L’hiver dernier, je me suis séparé de toi

Auteur : NAKAMURA Fuminori
Traduction : Myriam Dartois-Ako
Titre original : 去年の冬、きみと別れ; Kyonen No Fuyu, Kimi to Wakare
Éditeur : Philippe Picquier
Parution japonaise : 2013
Parution française : 4 février 2017
ISBN : 978-2-8097-12
Prix : 17,50€

La quatrième :

Un journaliste est chargé d’écrire un livre sur un photographe accusé d’avoir immolé deux femmes, mais pourquoi l’aurait-il fait ? Pour assouvir une effroyable passion, celle de photographier leur destruction par les flammes ? A mesure que son enquête progresse, le journaliste pénètre peu à peu un monde déstabilisant où l’amour s’abîme dans les vertiges de l’obsession et de la mort.

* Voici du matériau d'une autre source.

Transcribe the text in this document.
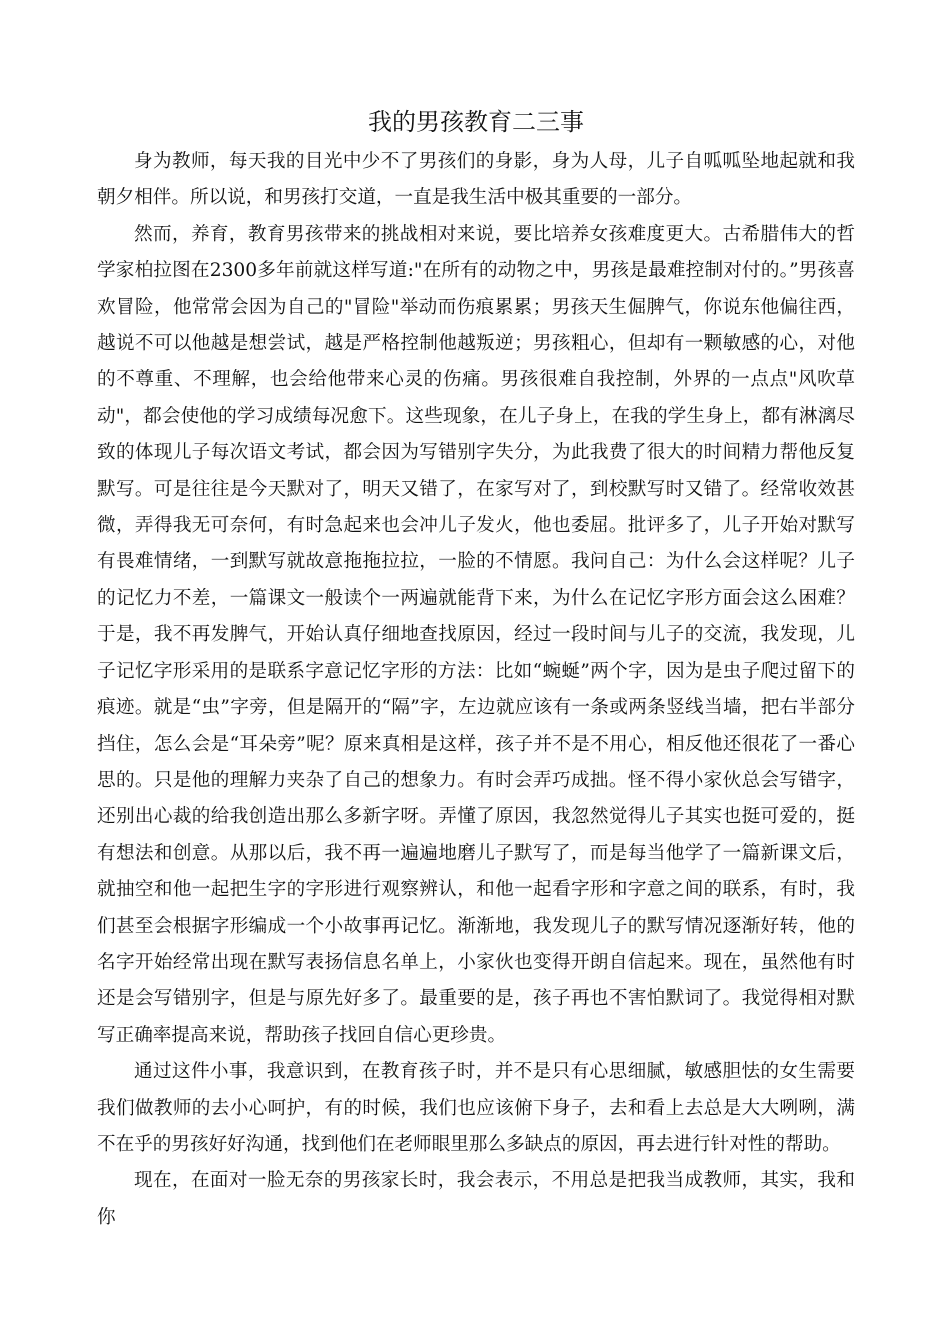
我的男孩教育二三事

身为教师，每天我的目光中少不了男孩们的身影，身为人母，儿子自呱呱坠地起就和我朝夕相伴。所以说，和男孩打交道，一直是我生活中极其重要的一部分。

然而，养育，教育男孩带来的挑战相对来说，要比培养女孩难度更大。古希腊伟大的哲学家柏拉图在2300多年前就这样写道:"在所有的动物之中，男孩是最难控制对付的。”男孩喜欢冒险，他常常会因为自己的"冒险"举动而伤痕累累；男孩天生倔脾气，你说东他偏往西，越说不可以他越是想尝试，越是严格控制他越叛逆；男孩粗心，但却有一颗敏感的心，对他的不尊重、不理解，也会给他带来心灵的伤痛。男孩很难自我控制，外界的一点点"风吹草动"，都会使他的学习成绩每况愈下。这些现象，在儿子身上，在我的学生身上，都有淋漓尽致的体现儿子每次语文考试，都会因为写错别字失分，为此我费了很大的时间精力帮他反复默写。可是往往是今天默对了，明天又错了，在家写对了，到校默写时又错了。经常收效甚微，弄得我无可奈何，有时急起来也会冲儿子发火，他也委屈。批评多了，儿子开始对默写有畏难情绪，一到默写就故意拖拖拉拉，一脸的不情愿。我问自己：为什么会这样呢？儿子的记忆力不差，一篇课文一般读个一两遍就能背下来，为什么在记忆字形方面会这么困难？于是，我不再发脾气，开始认真仔细地查找原因，经过一段时间与儿子的交流，我发现，儿子记忆字形采用的是联系字意记忆字形的方法：比如“蜿蜒”两个字，因为是虫子爬过留下的痕迹。就是“虫”字旁，但是隔开的“隔”字，左边就应该有一条或两条竖线当墙，把右半部分挡住，怎么会是“耳朵旁”呢？原来真相是这样，孩子并不是不用心，相反他还很花了一番心思的。只是他的理解力夹杂了自己的想象力。有时会弄巧成拙。怪不得小家伙总会写错字，还别出心裁的给我创造出那么多新字呀。弄懂了原因，我忽然觉得儿子其实也挺可爱的，挺有想法和创意。从那以后，我不再一遍遍地磨儿子默写了，而是每当他学了一篇新课文后，就抽空和他一起把生字的字形进行观察辨认，和他一起看字形和字意之间的联系，有时，我们甚至会根据字形编成一个小故事再记忆。渐渐地，我发现儿子的默写情况逐渐好转，他的名字开始经常出现在默写表扬信息名单上，小家伙也变得开朗自信起来。现在，虽然他有时还是会写错别字，但是与原先好多了。最重要的是，孩子再也不害怕默词了。我觉得相对默写正确率提高来说，帮助孩子找回自信心更珍贵。

通过这件小事，我意识到，在教育孩子时，并不是只有心思细腻，敏感胆怯的女生需要我们做教师的去小心呵护，有的时候，我们也应该俯下身子，去和看上去总是大大咧咧，满不在乎的男孩好好沟通，找到他们在老师眼里那么多缺点的原因，再去进行针对性的帮助。

现在，在面对一脸无奈的男孩家长时，我会表示，不用总是把我当成教师，其实，我和你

Un domaine interdit où il est dangereux, et vain, de s’aventurer…
Dans ce roman noir qui flirte avec le roman gothique pour mieux nous faire frissonner, les apparences sont toujours pires que ce qu’elles semblent, les poupées sourient étrangement et le rouge est celui du sang. Seule est certaine l’attirance pour la perdition.

Mon avis :

Ne vous fiez pas à la longueur du titre, car c’est un polar qui se dévore d’un trait! Sans doute un peu parce que c’est la lecture idéale en ce milieu d’hiver, mais pas uniquement.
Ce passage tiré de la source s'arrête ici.